La práctica de las Administraciones ha ido adecuándose a la nueva concepción, reconduciendo hacia formas contractuales los convenios entre Administraciones cuyo objeto así lo exigía; además, los componentes del engranaje de la maquinaria administrativa (asesores legales, gestores…) tienen cada vez más interiorizada la (ya no tan) nueva doctrina.
No obstante, las viejas tradiciones se resisten a morir, y todavía se puede ver de vez en cuando algún contrato público envuelto en ropaje de convenio que, cual capa de invisibilidad, pretende ocultar el verdadero rostro del negocio y, sobre todo, que no se aplique la legislación contractual, fundamentalmente las reglas de selección del contratista mediante procedimientos con publicidad y libre acceso.
Siguiendo el principio de que “la hipocresía es el mayor homenaje que el vicio rinde a la virtud”(2), estos convenios asumen la jurisprudencia europea aunque solo sea para declararse exentos de ella y se preocupan de acreditar, en su parte expositiva y en sus memorias, que el acuerdo es un instrumento para llevar a cabo una actuación de interés público común a ambos signatarios y que no existe onerosidad (por ejemplo, llamando subvención a lo que es en realidad el pago de un precio).

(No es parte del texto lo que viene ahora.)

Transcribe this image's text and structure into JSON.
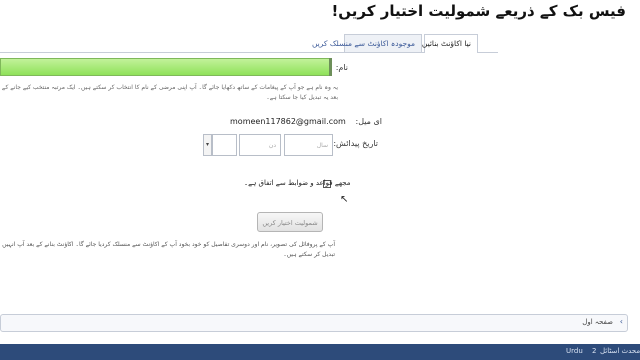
{
  "page": {
    "title": "فیس بک کے ذریعے شمولیت اختیار کریں!"
  },
  "tabs": [
    {
      "label": "نیا اکاؤنٹ بنائیں",
      "active": true
    },
    {
      "label": "موجودہ اکاؤنٹ سے منسلک کریں",
      "active": false
    }
  ],
  "form": {
    "name_label": "نام:",
    "name_hint": "یہ وہ نام ہے جو آپ کے پیغامات کے ساتھ دکھایا جائے گا۔ آپ اپنی مرضی کے نام کا انتخاب کر سکتے ہیں۔ ایک مرتبہ منتخب کیے جانے کے بعد یہ تبدیل کیا جا سکتا ہے۔",
    "email_label": "ای میل:",
    "email_value": "momeen117862@gmail.com",
    "dob_label": "تاریخ پیدائش:",
    "dob_year_placeholder": "سال",
    "dob_day_placeholder": "دن",
    "agree_label": "مجھے قواعد و ضوابط سے اتفاق ہے۔",
    "agree_checked": false,
    "join_button": "شمولیت اختیار کریں",
    "footer_text": "آپ کے پروفائل کی تصویر، نام اور دوسری تفاصیل کو خود بخود آپ کے اکاؤنٹ سے منسلک کردیا جائے گا۔ اکاؤنٹ بنانے کے بعد آپ انہیں تبدیل کر سکتے ہیں۔"
  },
  "pager": {
    "label": "صفحہ اول",
    "arrow_icon": "chevron-left-icon"
  },
  "bottom_bar": {
    "left_text": "Urdu",
    "number_text": "2",
    "right_text": "محدث اسٹائل"
  },
  "colors": {
    "name_bar": "#8fe25a",
    "bottom_bar": "#2d4b7a",
    "link": "#3b5998"
  }
}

Otras veces quien juega en el borde de los límites de la colaboración interadministrativa es el propio legislador (3); a mi juicio, y como voy a exponer brevísimamente, eso es precisamente lo que ha sucedido, bien recientemente, en el artículo 2.4 de la Ley 7/2016, de 2 de junio, de Ordenación del Servicio Jurídico del Gobierno Vasco (4) y especialmente, en la norma que lo desarrolla, el Decreto 144/2017, de 25 de abril, del Servicio Jurídico del Gobierno Vasco (BOPV del 3 de mayo, nº 82), concretamente su artículo 4, titulado “Régimen de los convenios de colaboración para asumir la prestación de la asistencia jurídica a terceros.”
En síntesis, este precepto establece que, mediante el correspondiente convenio de colaboración, el Servicio Jurídico Central del Gobierno Vasco podrá prestar asistencia jurídica a otras entidades públicas de la Comunidad Autónoma (por ejemplo, del sector público foral o local), sean o no administraciones, mediante la celebración del oportuno convenio de colaboración; asimismo, se determina que “el convenio de colaboración, en función de la contraparte interesada, deberá contener determinada la compensación económica a abonar por la asistencia jurídica asumida”.
A la vista está que constan los elementos típicos del contrato tal y como los define el Derecho de la Unión: un poder adjudicador que demanda un servicio, un operador que lo presta y un precio que lo remunera (“compensación”).
Por el contrario, una vez contrastada la figura con el artículo 12.4 de la Directiva 2014/24, parece claro que falta, al menos, uno de los requisitos necesarios para que el convenio quede excluido de su ámbito objetivo: que la cooperación entre los firmantes garantice que los servicios públicos que les incumben se prestan de modo que se logren los objetivos que tienen en común (usando los términos de la jurisprudencia europea antecedente de este precepto, seguramente más gráficos, que se instrumente una “misión de servicio público común” a ambas entidades).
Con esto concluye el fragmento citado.